Thursday, November 15, 2012

Another angle on school PR

This past Saturday, the Texas A&M football team unexpectedly beat #1 Alabama, the program that was widely expected to win this year’s national championship. The Aggies went into the game as a 13½ point underdog and emerged as one of the most talked-about teams in the NCAA.

It was a huge win for the university—not just in terms of a great sports moment, but for the institution’s overall brand and visibility on a national level. The game drew a Nielson rating of 6.6 overall and a peak of 9.8 during the last 15 minutes of the close game. In plain English, this means nearly 10% of the total 114.2 million television-equipped households in the United States were tuned in. Not 11.4 million people—11.4 million households.  

This kind of an audience obviously gives Texas A&M amazing publicity. According to a recent article in the Texas A&M student newspaper, The Battalion, “the media coverage surrounding the A&M-Florida football game [in early September] generated an estimated $6.5 million in exposure.” And that was before the football team had played a single game.

So what does football have to do with academics?

 “We’re very unique in higher education in that we have a consistent identity between athletics and the University,” said Jason Cook, Texas A&M’s vice president for marketing and communications. “So the same logo that’s seen on the side of the football helmets, seen by an average of 4.5 million people on a national SEC broadcast, is also used by the University. It’s used by every college and division on our campus. Brand consistency is where you have the greatest impact.”

This consistency has been in place since 1999, when the university launched its Vision 2020 “institutional evolution,” a strategic and comprehensive plan that maps out administrative priorities. Brand and marketing are embedded in all aspects as part of the plan’s “culture of excellence.”

But, admits Cook, moving to the nation’s most visible athletic conference sure didn’t hurt.

“For too long, Texas A&M has been seen as a regional institution within the state of Texas,” he said in an interview in July. “I think a lot of that is because of our athletic conference affiliation, whether it was in the [Southwest Conference] or even the Big 12, which is concentrated in a thin sliver in the center of the United States.”  

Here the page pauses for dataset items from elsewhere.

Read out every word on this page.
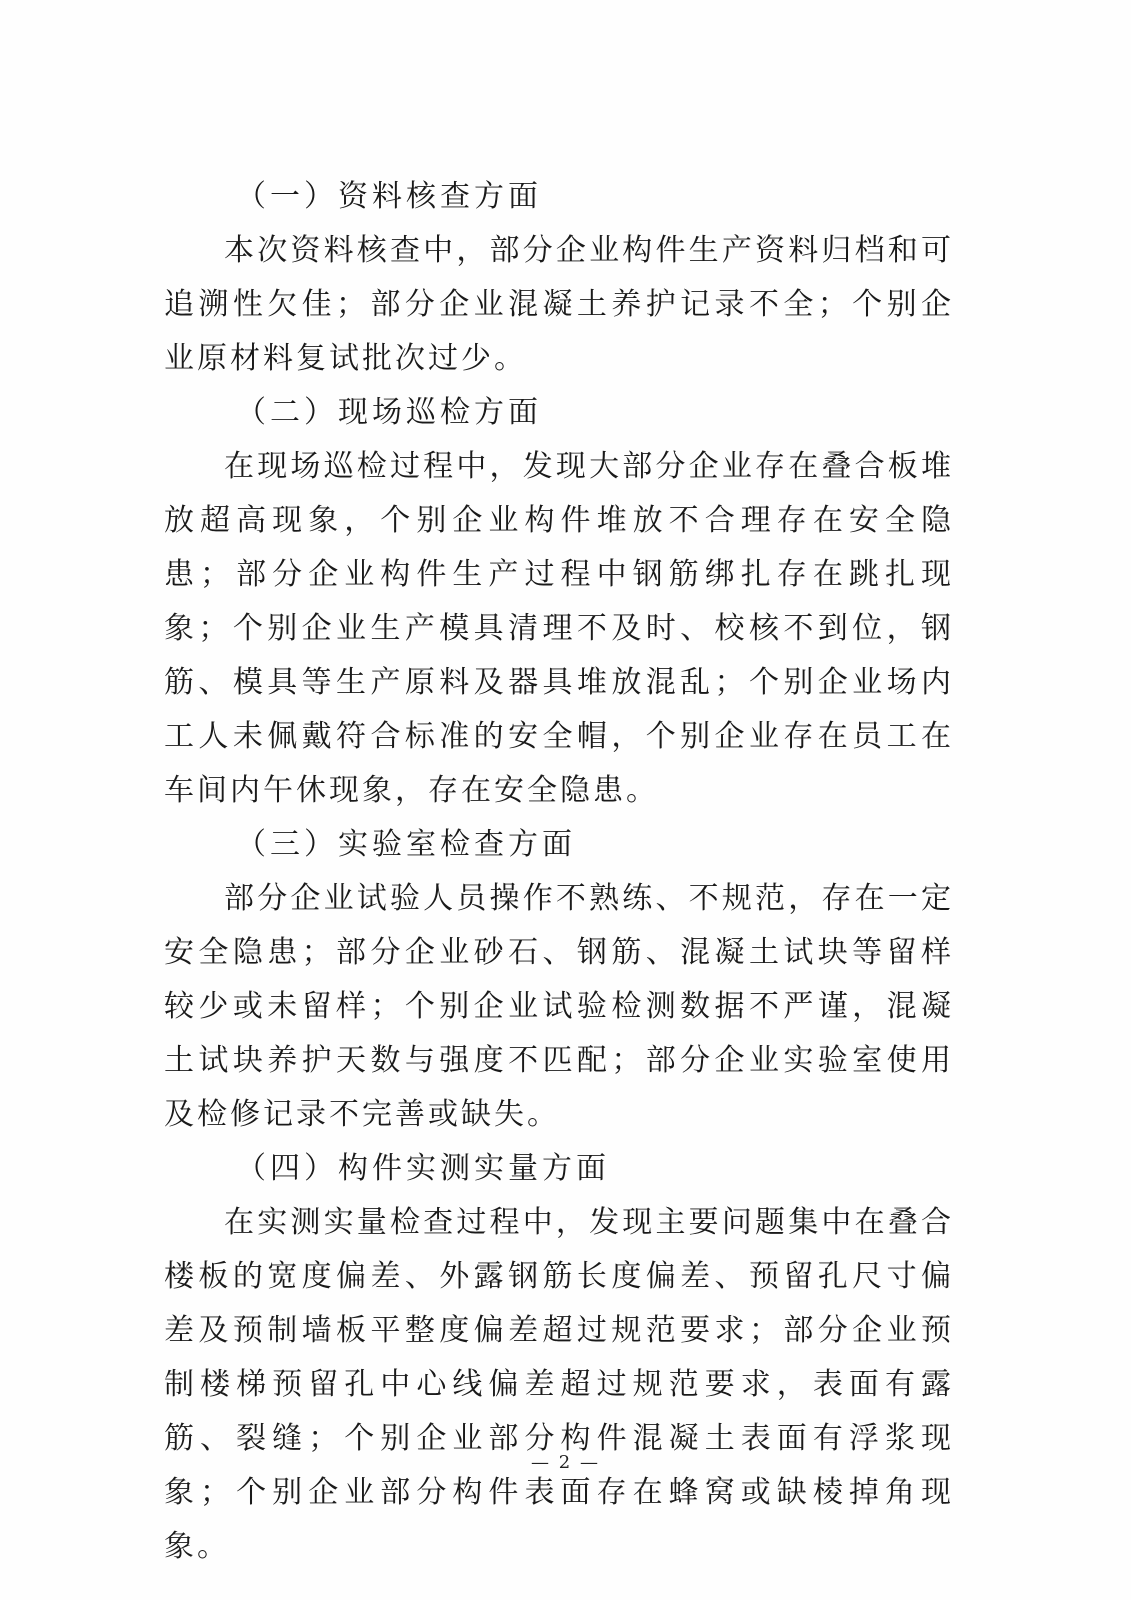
（一）资料核查方面

本次资料核查中，部分企业构件生产资料归档和可追溯性欠佳；部分企业混凝土养护记录不全；个别企业原材料复试批次过少。

（二）现场巡检方面

在现场巡检过程中，发现大部分企业存在叠合板堆放超高现象，个别企业构件堆放不合理存在安全隐患；部分企业构件生产过程中钢筋绑扎存在跳扎现象；个别企业生产模具清理不及时、校核不到位，钢筋、模具等生产原料及器具堆放混乱；个别企业场内工人未佩戴符合标准的安全帽，个别企业存在员工在车间内午休现象，存在安全隐患。

（三）实验室检查方面

部分企业试验人员操作不熟练、不规范，存在一定安全隐患；部分企业砂石、钢筋、混凝土试块等留样较少或未留样；个别企业试验检测数据不严谨，混凝土试块养护天数与强度不匹配；部分企业实验室使用及检修记录不完善或缺失。

（四）构件实测实量方面

在实测实量检查过程中，发现主要问题集中在叠合楼板的宽度偏差、外露钢筋长度偏差、预留孔尺寸偏差及预制墙板平整度偏差超过规范要求；部分企业预制楼梯预留孔中心线偏差超过规范要求，表面有露筋、裂缝；个别企业部分构件混凝土表面有浮浆现象；个别企业部分构件表面存在蜂窝或缺棱掉角现象。

— 2 —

In 2011, the Aggies’ previous conference, the Big 12 (which they left to much controversy last year), averaged only 2,347,000 viewers per college football broadcast. The SEC conference averaged about 4,447,000 viewers. That’s an extra 2 million viewers every week—and that’s JUST for football.

 
"It's interesting that [as] part of our deliberations in the conference move, we never did talk about what our football record was going to be in 2012," Cook said. "This was truly a brand move for Texas A&M. Just like the University of Texas wants the Longhorn Network to expand their brand, we believe that the move to the SEC provides the opportunity to expand the Texas A&M brand on a national level."
Or as “Gig ‘Em Nation,” the Aggies’ official ESPN blog, put it: “The Aggies hope to use the national platform that the SEC provides to educate the nation on their university. From its academics, to research, to athletics and its fan base, Texas A&M is looking to show the country what it is all about.”

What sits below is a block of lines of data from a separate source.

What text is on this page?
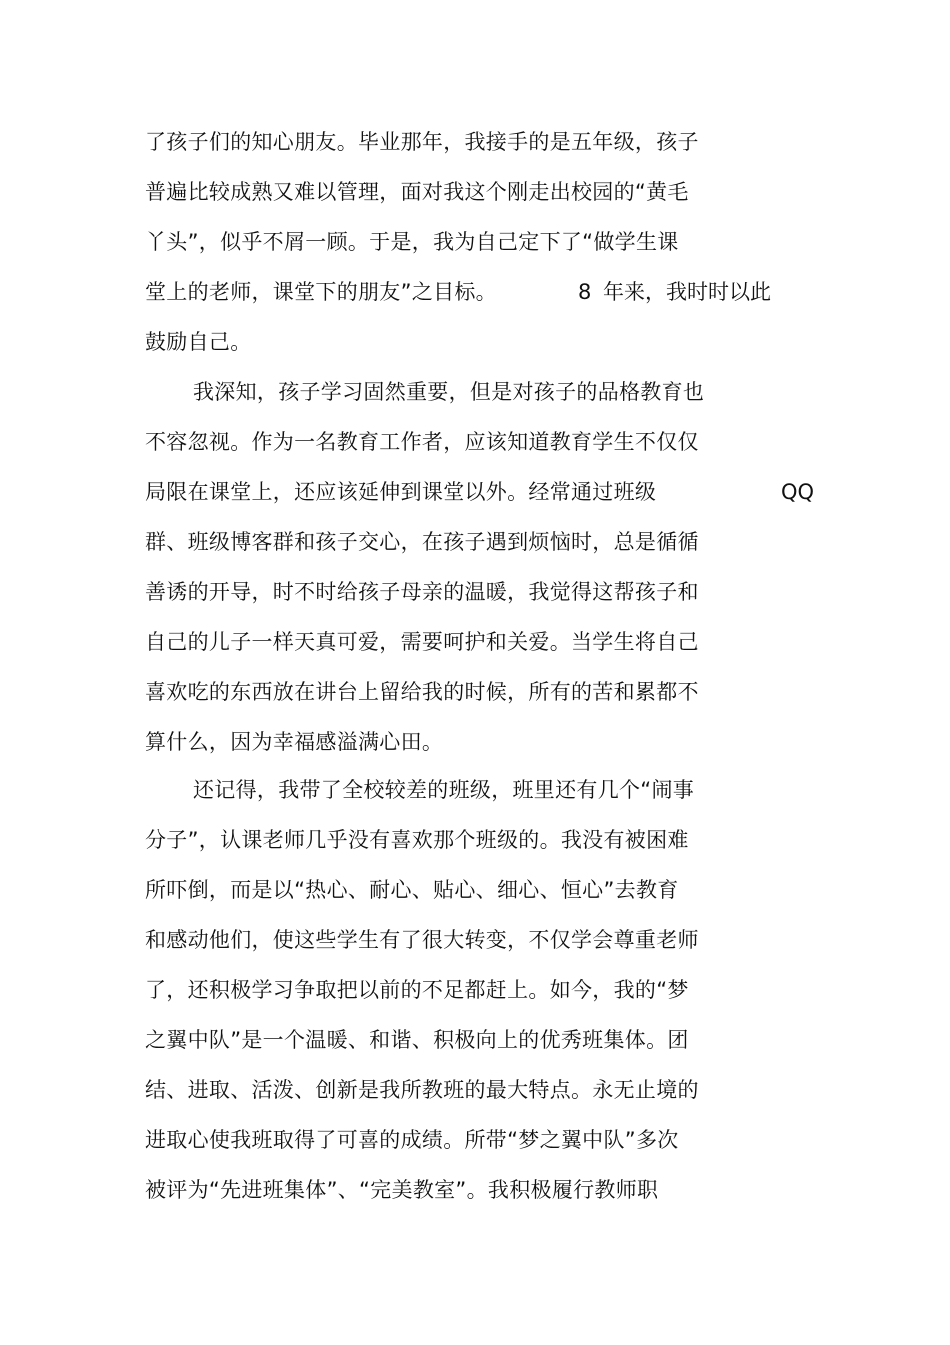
了孩子们的知心朋友。毕业那年，我接手的是五年级，孩子
普遍比较成熟又难以管理，面对我这个刚走出校园的“黄毛
丫头”，似乎不屑一顾。于是，我为自己定下了“做学生课
堂上的老师，课堂下的朋友”之目标。	8 年来，我时时以此
鼓励自己。
我深知，孩子学习固然重要，但是对孩子的品格教育也
不容忽视。作为一名教育工作者，应该知道教育学生不仅仅
局限在课堂上，还应该延伸到课堂以外。经常通过班级	QQ
群、班级博客群和孩子交心，在孩子遇到烦恼时，总是循循
善诱的开导，时不时给孩子母亲的温暖，我觉得这帮孩子和
自己的儿子一样天真可爱，需要呵护和关爱。当学生将自己
喜欢吃的东西放在讲台上留给我的时候，所有的苦和累都不
算什么，因为幸福感溢满心田。
还记得，我带了全校较差的班级，班里还有几个“闹事
分子”，认课老师几乎没有喜欢那个班级的。我没有被困难
所吓倒，而是以“热心、耐心、贴心、细心、恒心”去教育
和感动他们，使这些学生有了很大转变，不仅学会尊重老师
了，还积极学习争取把以前的不足都赶上。如今，我的“梦
之翼中队”是一个温暖、和谐、积极向上的优秀班集体。团
结、进取、活泼、创新是我所教班的最大特点。永无止境的
进取心使我班取得了可喜的成绩。所带“梦之翼中队”多次
被评为“先进班集体”、“完美教室”。我积极履行教师职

At least one academic researcher says that the athletic brand does translate into academic growth. In his paper, The Benefits of College Athletic Success: An Application of the Propensity Score Design with Instrumental Variables (mentioned in a 2012 Freakonomics blog), Michael L. Anderson says:

For FBS [Division I Football Bowl Subdivision] schools, winning football games increases alumni athletic donations, enhances a school’s academic reputation, increases the number of applicants and in-state students, reduces acceptance rates, and raises average incoming SAT scores.

The estimates imply that large increases in team performance can have economically significant effects, particularly in the area of athletic donations. Consider a school that improves its season wins by 5 games (the approximate difference between a 25th percentile season and a 75th percentile season). Changes of this magnitude occur approximately 8% of the time over a one-year period and 13% of the time over a two-year period. This school may expect alumni athletic donations to increase by $682,000 (28%), applications to increase by 677 (5%), the acceptance rate to drop by 1.5 percentage points (2%), in-state enrollment to increase by 76 students (3%), and incoming 25th percentile SAT scores to increase by 9 points (1%). These estimates are equal to or larger than comparable estimates from the existing literature.

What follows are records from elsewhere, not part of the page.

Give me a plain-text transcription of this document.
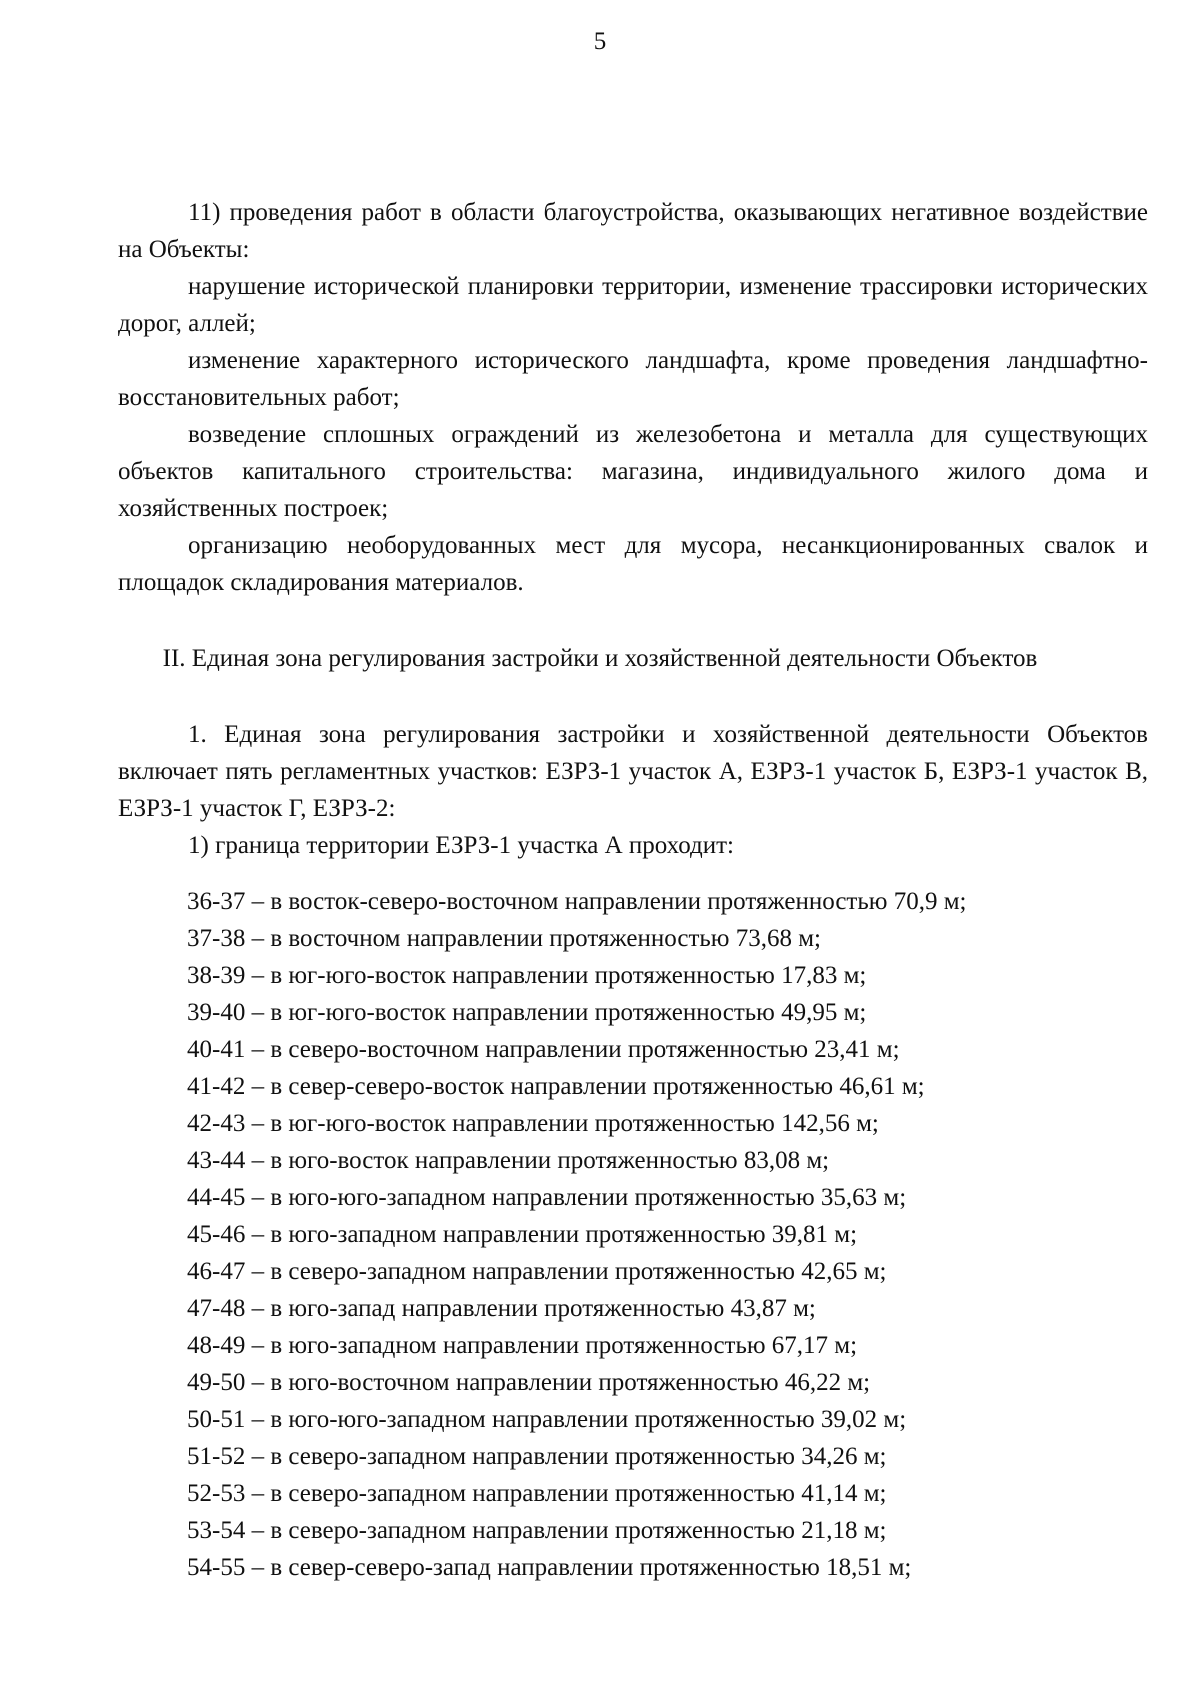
5
11) проведения работ в области благоустройства, оказывающих негативное воздействие на Объекты:
нарушение исторической планировки территории, изменение трассировки исторических дорог, аллей;
изменение характерного исторического ландшафта, кроме проведения ландшафтно-восстановительных работ;
возведение сплошных ограждений из железобетона и металла для существующих объектов капитального строительства: магазина, индивидуального жилого дома и хозяйственных построек;
организацию необорудованных мест для мусора, несанкционированных свалок и площадок складирования материалов.
II. Единая зона регулирования застройки и хозяйственной деятельности Объектов
1. Единая зона регулирования застройки и хозяйственной деятельности Объектов включает пять регламентных участков: ЕЗРЗ-1 участок А, ЕЗРЗ-1 участок Б, ЕЗРЗ-1 участок В, ЕЗРЗ-1 участок Г, ЕЗРЗ-2:
1) граница территории ЕЗРЗ-1 участка А проходит:
36-37 – в восток-северо-восточном направлении протяженностью 70,9 м;
37-38 – в восточном направлении протяженностью 73,68 м;
38-39 – в юг-юго-восток направлении протяженностью 17,83 м;
39-40 – в юг-юго-восток направлении протяженностью 49,95 м;
40-41 – в северо-восточном направлении протяженностью 23,41 м;
41-42 – в север-северо-восток направлении протяженностью 46,61 м;
42-43 – в юг-юго-восток направлении протяженностью 142,56 м;
43-44 – в юго-восток направлении протяженностью 83,08 м;
44-45 – в юго-юго-западном направлении протяженностью 35,63 м;
45-46 – в юго-западном направлении протяженностью 39,81 м;
46-47 – в северо-западном направлении протяженностью 42,65 м;
47-48 – в юго-запад направлении протяженностью 43,87 м;
48-49 – в юго-западном направлении протяженностью 67,17 м;
49-50 – в юго-восточном направлении протяженностью 46,22 м;
50-51 – в юго-юго-западном направлении протяженностью 39,02 м;
51-52 – в северо-западном направлении протяженностью 34,26 м;
52-53 – в северо-западном направлении протяженностью 41,14 м;
53-54 – в северо-западном направлении протяженностью 21,18 м;
54-55 – в север-северо-запад направлении протяженностью 18,51 м;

I’m not sure how the Aggies going from 7-6 last year to a projected 10-2 this year raises incoming SAT scores, but I’ll take the other benefits any day.

Oh, and by the way, the money’s not bad, either. Cook says that “since Texas A&M announced its move to the SEC, licensing revenues have increased by 27 percent, compared to an average growth of 7 percent by our peer institutions.” Add to that the extra $3.4 million in conference revenue sharing,  the increased alumni donations, sponsorship deals, ticket sales and other income, and you’ve got a brand strategy with impressive ROI—not to mention a lot of very happy fans.